To submit the jobs use:
$ aws_python_submit run_product
and you can then can track their progress using aws_q.
The standard error and output from the jobs can be directed to files using the indexed_stdout and indexed_stderr attributes respectively e.g.
indexed_stdout = my_output indexed_stderr = my_errors
This would direct the standard error and output from each individual job process to a separate file. Where the application uses multiple Python files containing functions called from the main one, these should be specified as common input files using the input_files attribute e.g.
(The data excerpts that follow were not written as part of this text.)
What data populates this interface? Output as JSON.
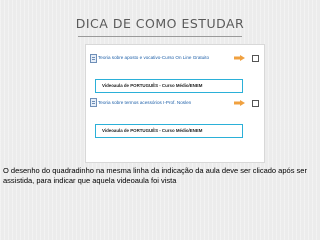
{
  "title": "DICA DE COMO ESTUDAR",
  "screenshot": {
    "link1": "Teoria sobre aposto e vocativo-Curso On Line Gratuito",
    "video1": "Videoaula de PORTUGUÊS - Curso Médio/ENEM",
    "link2": "Teoria sobre termos acessórios I-Prof. Noslen",
    "video2": "Videoaula de PORTUGUÊS - Curso Médio/ENEM"
  },
  "caption": "O desenho do quadradinho na mesma linha da indicação da aula deve ser clicado após ser assistida, para indicar que aquela videoaula foi vista",
  "colors": {
    "arrow": "#f0a140",
    "video_border": "#2bb0d8",
    "link": "#1d5fa8"
  }
}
input_files = my_module1.py, my_module2.py
Data that is common to all jobs can also be stored in common input files e.g.
input_files = common_data1.dat, common_data2.json
2.5 Generic Applications
If you have your own (or third party) application software that will run on an Amazon AMI instance then you can submit jobs based on this using another simplified job submission command. Here is an example of a simplified job submission file for the hostname example given above:
$ cat gethost executable = /bin/hostname indexed_stdout = output indexed_stderr = error log = logfile total_jobs = 10To submit the jobs you would use the aws_array_submit command:
$ aws_array_submit gethost Submitting job(s).......... 10 job(s) submitted to cluster 757.
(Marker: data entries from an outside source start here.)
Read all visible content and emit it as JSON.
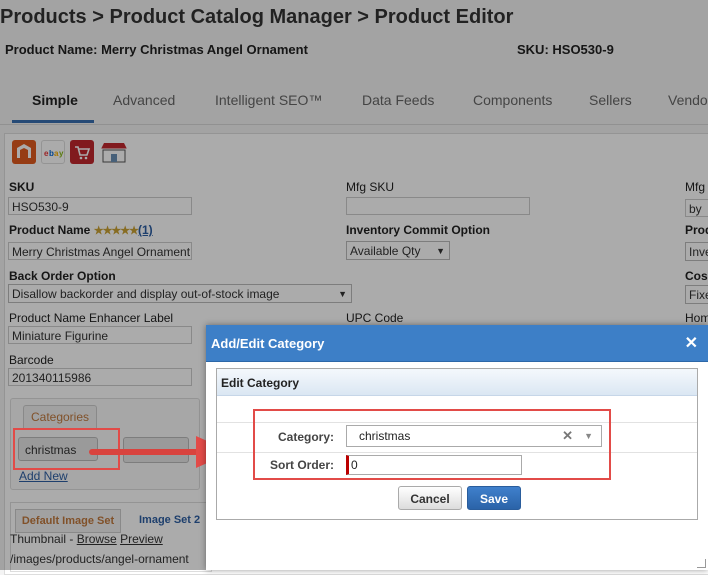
{
  "header": {
    "breadcrumb": "Products > Product Catalog Manager > Product Editor",
    "product_name_label": "Product Name: Merry Christmas Angel Ornament",
    "sku_label": "SKU: HSO530-9"
  },
  "tabs": [
    {
      "label": "Simple",
      "active": true
    },
    {
      "label": "Advanced",
      "active": false
    },
    {
      "label": "Intelligent SEO™",
      "active": false
    },
    {
      "label": "Data Feeds",
      "active": false
    },
    {
      "label": "Components",
      "active": false
    },
    {
      "label": "Sellers",
      "active": false
    },
    {
      "label": "Vendo",
      "active": false
    }
  ],
  "channel_icons": [
    "magento-icon",
    "ebay-icon",
    "cart-icon",
    "storefront-icon"
  ],
  "form": {
    "sku": {
      "label": "SKU",
      "value": "HSO530-9"
    },
    "mfg_sku": {
      "label": "Mfg SKU",
      "value": ""
    },
    "mfg_right": {
      "label": "Mfg",
      "value": "by"
    },
    "product_name": {
      "label": "Product Name",
      "stars": "★★★★★",
      "reviews": "(1)",
      "value": "Merry Christmas Angel Ornament"
    },
    "inventory_commit": {
      "label": "Inventory Commit Option",
      "value": "Available Qty"
    },
    "prod_right": {
      "label": "Prod",
      "value": "Inve"
    },
    "back_order": {
      "label": "Back Order Option",
      "value": "Disallow backorder and display out-of-stock image"
    },
    "cost_right": {
      "label": "Cos",
      "value": "Fixe"
    },
    "name_enhancer": {
      "label": "Product Name Enhancer Label",
      "value": "Miniature Figurine"
    },
    "upc": {
      "label": "UPC Code"
    },
    "hom_right": {
      "label": "Hom"
    },
    "barcode": {
      "label": "Barcode",
      "value": "201340115986"
    }
  },
  "categories": {
    "tab_label": "Categories",
    "chip": "christmas",
    "add_new": "Add New"
  },
  "image_sets": {
    "tab1": "Default Image Set",
    "tab2": "Image Set 2",
    "thumbnail_prefix": "Thumbnail - ",
    "browse": "Browse",
    "preview": "Preview",
    "path": "/images/products/angel-ornament"
  },
  "dialog": {
    "title": "Add/Edit Category",
    "section": "Edit Category",
    "category_label": "Category:",
    "category_value": "christmas",
    "sort_label": "Sort Order:",
    "sort_value": "0",
    "cancel": "Cancel",
    "save": "Save"
  },
  "colors": {
    "accent_blue": "#3d7fc7",
    "highlight_red": "#e24b48",
    "tab_orange": "#c0793e"
  }
}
and you can then use aws_q to monitor their progress. This would submit ten job processes and write the standard output and standard error to separate files. You can replace the hostname executable with your own.
Where you need to access input and output files, you will need to pass these as arguments to the executable or shell script. The INDEX placeholder can be used to tag the files with indices in 0..N-1 as in this example which simply copies the input file to the output:
$ cat copyfile executable = /bin/cp arguments = inputINDEX.txt outputINDEX.txt indexed_input_files = input.txt indexed_output_files = output.txt indexed_stdout = output indexed_stderr = error log = logfile total_jobs = 10 [smithic@condor1 test]$ aws_array_submit copyfile Submitting job(s).......... 10 job(s) submitted to cluster 758.
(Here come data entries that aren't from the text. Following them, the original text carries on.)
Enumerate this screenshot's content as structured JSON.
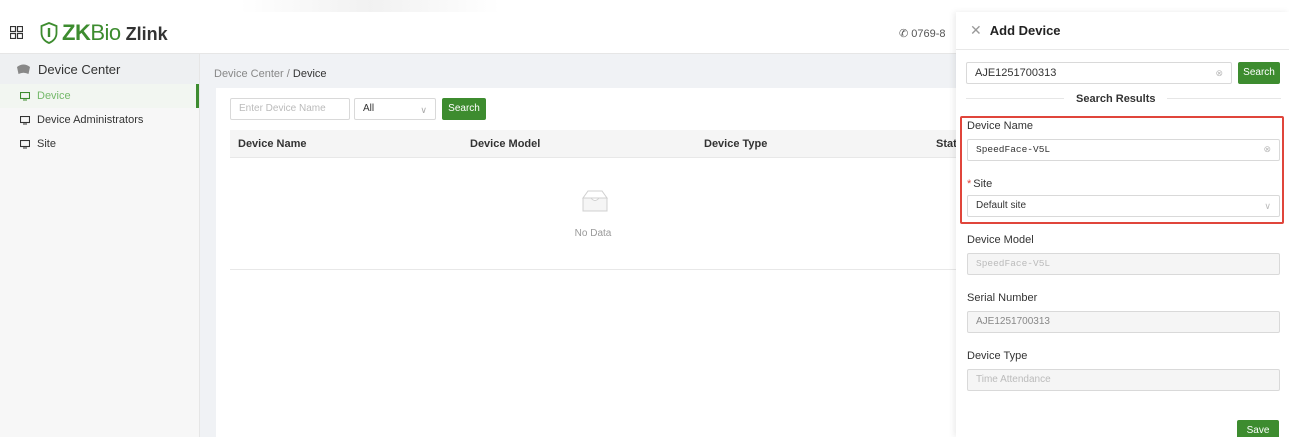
{
  "app": {
    "brand_zk": "ZK",
    "brand_bio": "Bio",
    "brand_zlink": "Zlink",
    "phone": "0769-8"
  },
  "sidebar": {
    "header": "Device Center",
    "items": [
      {
        "label": "Device",
        "active": true
      },
      {
        "label": "Device Administrators",
        "active": false
      },
      {
        "label": "Site",
        "active": false
      }
    ]
  },
  "breadcrumb": {
    "parent": "Device Center",
    "separator": "/",
    "current": "Device"
  },
  "filter": {
    "name_placeholder": "Enter Device Name",
    "select_value": "All",
    "search_label": "Search"
  },
  "table": {
    "columns": [
      "Device Name",
      "Device Model",
      "Device Type",
      "Stat"
    ],
    "empty_text": "No Data"
  },
  "drawer": {
    "title": "Add Device",
    "search_value": "AJE1251700313",
    "search_label": "Search",
    "results_label": "Search Results",
    "device_name_label": "Device Name",
    "device_name_value": "SpeedFace-V5L",
    "site_label": "Site",
    "site_required_mark": "*",
    "site_value": "Default site",
    "device_model_label": "Device Model",
    "device_model_value": "SpeedFace-V5L",
    "serial_label": "Serial Number",
    "serial_value": "AJE1251700313",
    "device_type_label": "Device Type",
    "device_type_value": "Time Attendance",
    "save_label": "Save"
  },
  "colors": {
    "brand_green": "#3d8c2f",
    "highlight_red": "#e0453b"
  },
  "icons": [
    "menu-grid-icon",
    "shield-logo-icon",
    "phone-icon",
    "device-center-icon",
    "monitor-icon",
    "empty-box-icon",
    "close-icon",
    "clear-icon",
    "chevron-down-icon"
  ]
}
On completion, the ten output files output0.txt, output1.txt ... output9.txt should have the same contents as the input files input0.txt, input1.txt ... input9.txt which is the correspinding index value 0..9. You could replace /bin/cp with your own executable or shell script "wrapper".
The files for these examples can be can be found in /opt1/condor/examples/generic on the HTCondor server.